Tout en suivant l’article L3121-10 CT, en principe, il y a deux situations pendant la période d’astreinte :
- Si le salarié doit intervenir, le temps de cette intervention est considérée comme temps du travail effectif ;
- Au contraire, si le salarié n’intervient et simplement, il doit être joignable, ce temps n’est pas considéré comme travail effectif.

Quel est le problème de l’article L3121-10 CT  ? Qu’il y a une potentielle non-conformité dudit article avec la directive 2003/88/CE. Ladite potentielle non-conformité aura des conséquences pour les salariés. La formulation actuelle de l’article L3121-10 CT (« exception faite de la durée d’intervention, la période d’astreinte est prise en compte pour le calcul de la durée minimale de repos quotidien prévue à l’article L3131-1 et des durées de repos hebdomadaire prévues aux articles L3132-2 et L3164-2 »), laquelle qualifie toute période d’astreinte comme temps du repos (à l’exception des durées d’intervention effectives), peut être contraire au droit européen. La loi française ne permet pas une appréciation des circonstances et contraintes imposées au salarié pendant la période d’astreinte.
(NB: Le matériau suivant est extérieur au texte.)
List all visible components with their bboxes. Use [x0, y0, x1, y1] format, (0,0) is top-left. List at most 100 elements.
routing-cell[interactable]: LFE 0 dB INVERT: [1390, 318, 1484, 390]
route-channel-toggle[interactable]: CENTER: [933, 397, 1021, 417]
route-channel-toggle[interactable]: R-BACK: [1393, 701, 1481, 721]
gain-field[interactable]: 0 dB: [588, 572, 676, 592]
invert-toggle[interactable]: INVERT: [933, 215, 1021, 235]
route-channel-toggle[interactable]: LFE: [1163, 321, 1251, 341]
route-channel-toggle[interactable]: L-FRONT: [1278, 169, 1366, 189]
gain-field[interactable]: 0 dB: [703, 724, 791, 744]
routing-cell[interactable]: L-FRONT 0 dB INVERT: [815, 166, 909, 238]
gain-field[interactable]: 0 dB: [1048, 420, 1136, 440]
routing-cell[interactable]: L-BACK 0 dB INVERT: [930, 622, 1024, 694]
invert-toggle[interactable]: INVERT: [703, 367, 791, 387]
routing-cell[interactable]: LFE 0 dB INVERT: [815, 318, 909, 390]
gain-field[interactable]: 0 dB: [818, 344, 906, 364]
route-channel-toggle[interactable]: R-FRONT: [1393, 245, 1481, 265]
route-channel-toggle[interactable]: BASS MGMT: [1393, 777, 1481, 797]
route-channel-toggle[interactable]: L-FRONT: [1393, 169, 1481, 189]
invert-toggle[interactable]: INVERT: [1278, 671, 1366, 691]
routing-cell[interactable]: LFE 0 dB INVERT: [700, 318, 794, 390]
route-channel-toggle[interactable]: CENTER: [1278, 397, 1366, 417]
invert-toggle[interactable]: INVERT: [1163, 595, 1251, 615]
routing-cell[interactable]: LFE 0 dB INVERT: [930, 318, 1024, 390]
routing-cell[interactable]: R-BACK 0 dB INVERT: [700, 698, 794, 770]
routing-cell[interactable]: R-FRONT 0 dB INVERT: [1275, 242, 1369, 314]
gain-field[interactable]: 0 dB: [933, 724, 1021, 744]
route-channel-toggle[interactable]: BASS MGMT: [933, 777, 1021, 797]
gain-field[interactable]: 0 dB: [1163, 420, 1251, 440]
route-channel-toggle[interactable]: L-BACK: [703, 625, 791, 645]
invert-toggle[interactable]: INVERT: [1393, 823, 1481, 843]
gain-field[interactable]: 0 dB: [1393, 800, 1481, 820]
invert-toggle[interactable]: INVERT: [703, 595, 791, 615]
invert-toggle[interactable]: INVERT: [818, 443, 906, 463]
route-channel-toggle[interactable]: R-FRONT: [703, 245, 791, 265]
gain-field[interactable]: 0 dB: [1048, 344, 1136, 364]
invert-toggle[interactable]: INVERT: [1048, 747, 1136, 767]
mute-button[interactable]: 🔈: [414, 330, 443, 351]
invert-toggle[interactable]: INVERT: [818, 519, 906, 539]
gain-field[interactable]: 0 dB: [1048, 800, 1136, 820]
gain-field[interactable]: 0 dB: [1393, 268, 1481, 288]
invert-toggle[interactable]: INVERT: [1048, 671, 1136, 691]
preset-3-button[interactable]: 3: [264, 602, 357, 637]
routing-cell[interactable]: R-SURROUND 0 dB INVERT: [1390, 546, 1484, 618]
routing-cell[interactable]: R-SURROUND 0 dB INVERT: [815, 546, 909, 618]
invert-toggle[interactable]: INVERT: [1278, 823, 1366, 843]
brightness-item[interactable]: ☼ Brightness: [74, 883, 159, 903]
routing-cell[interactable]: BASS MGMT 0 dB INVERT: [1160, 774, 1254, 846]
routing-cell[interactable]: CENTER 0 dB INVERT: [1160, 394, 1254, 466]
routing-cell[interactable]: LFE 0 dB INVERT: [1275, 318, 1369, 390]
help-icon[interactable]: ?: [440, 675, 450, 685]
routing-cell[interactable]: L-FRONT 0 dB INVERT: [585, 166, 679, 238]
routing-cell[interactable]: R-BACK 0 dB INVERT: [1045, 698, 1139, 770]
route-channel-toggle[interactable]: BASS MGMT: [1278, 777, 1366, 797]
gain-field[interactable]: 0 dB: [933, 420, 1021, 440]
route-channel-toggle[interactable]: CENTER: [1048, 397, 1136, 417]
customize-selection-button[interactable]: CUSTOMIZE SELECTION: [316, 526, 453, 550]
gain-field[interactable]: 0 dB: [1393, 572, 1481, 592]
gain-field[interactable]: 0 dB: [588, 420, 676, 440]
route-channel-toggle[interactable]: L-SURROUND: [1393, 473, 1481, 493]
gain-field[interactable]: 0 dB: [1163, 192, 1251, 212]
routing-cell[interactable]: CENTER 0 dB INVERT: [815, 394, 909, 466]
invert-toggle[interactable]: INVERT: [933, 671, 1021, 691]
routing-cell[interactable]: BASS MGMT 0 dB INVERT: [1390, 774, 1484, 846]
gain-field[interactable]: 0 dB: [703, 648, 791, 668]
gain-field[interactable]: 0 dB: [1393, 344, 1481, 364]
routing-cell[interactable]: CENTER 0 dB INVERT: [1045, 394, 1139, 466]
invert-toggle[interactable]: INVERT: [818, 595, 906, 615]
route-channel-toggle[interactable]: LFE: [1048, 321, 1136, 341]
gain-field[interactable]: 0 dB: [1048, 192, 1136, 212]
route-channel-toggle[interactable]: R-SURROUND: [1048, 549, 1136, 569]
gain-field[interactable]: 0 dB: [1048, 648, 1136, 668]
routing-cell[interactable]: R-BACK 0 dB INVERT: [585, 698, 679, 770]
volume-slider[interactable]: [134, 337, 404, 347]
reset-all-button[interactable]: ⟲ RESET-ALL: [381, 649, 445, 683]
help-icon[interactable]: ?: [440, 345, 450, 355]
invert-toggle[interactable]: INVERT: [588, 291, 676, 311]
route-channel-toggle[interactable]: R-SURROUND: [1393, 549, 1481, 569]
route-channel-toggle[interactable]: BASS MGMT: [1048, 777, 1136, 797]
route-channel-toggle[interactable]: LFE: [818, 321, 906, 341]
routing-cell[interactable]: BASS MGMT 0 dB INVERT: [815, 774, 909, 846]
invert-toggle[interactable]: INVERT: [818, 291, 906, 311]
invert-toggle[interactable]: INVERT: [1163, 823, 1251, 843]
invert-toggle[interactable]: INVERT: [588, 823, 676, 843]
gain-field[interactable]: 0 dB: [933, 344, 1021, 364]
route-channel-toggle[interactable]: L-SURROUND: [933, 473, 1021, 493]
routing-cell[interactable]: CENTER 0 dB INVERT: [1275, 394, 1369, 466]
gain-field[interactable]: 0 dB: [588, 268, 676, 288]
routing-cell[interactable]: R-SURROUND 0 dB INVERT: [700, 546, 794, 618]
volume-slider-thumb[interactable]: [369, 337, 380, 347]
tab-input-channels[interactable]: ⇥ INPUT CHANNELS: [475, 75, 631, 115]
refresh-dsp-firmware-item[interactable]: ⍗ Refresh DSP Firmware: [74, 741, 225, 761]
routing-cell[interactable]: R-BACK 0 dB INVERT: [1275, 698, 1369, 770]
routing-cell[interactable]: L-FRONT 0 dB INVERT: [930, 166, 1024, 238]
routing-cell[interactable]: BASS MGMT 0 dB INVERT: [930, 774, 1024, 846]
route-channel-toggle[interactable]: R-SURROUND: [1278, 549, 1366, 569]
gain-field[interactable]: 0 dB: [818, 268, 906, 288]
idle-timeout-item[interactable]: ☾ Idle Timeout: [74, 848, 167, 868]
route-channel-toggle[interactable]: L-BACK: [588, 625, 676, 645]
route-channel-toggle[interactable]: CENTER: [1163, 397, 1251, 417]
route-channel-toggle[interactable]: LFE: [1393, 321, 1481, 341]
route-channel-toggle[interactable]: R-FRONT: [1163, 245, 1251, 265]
Il faut que le CT français soit modifié tout en prenant en compte les derniers arrêts de la CJUE (Voir l’article Période de garde sous régime d’astreinte selon la CJUE : temps de travail ou période de repos  ?). Comme nous avons vu dans les arrêts de la Cour luxembourgeoise, il y a plusieurs notes caractéristiques de chaque période de garde sous régime d’astreinte et elles peuvent déterminer que ce temps soit qualifié bien temps du travail bien période de repos. L’arrêt CJUE du 9 mars 2021 est la preuve de la non-conformité plus que probable de la loi française avec la directive européenne.

En conclusion, si un salarié français réalise une période de garde sous régime d’astreinte, s’il est obligé à intervenir plusieurs fois, et s’il veut que toute la période d’astreinte soit qualifiée comme temps du travail, il pourrait trouver des difficultés dans les tribunaux.

Il n’y a aucun doute que la jurisprudence de la CJUE lie les juridictions françaises.

Bien sûr, il y aura un changement des résolutions judiciaires motivé par l’arrêt précédemment cité, et la rédaction actuelle du CT français devra être révisée.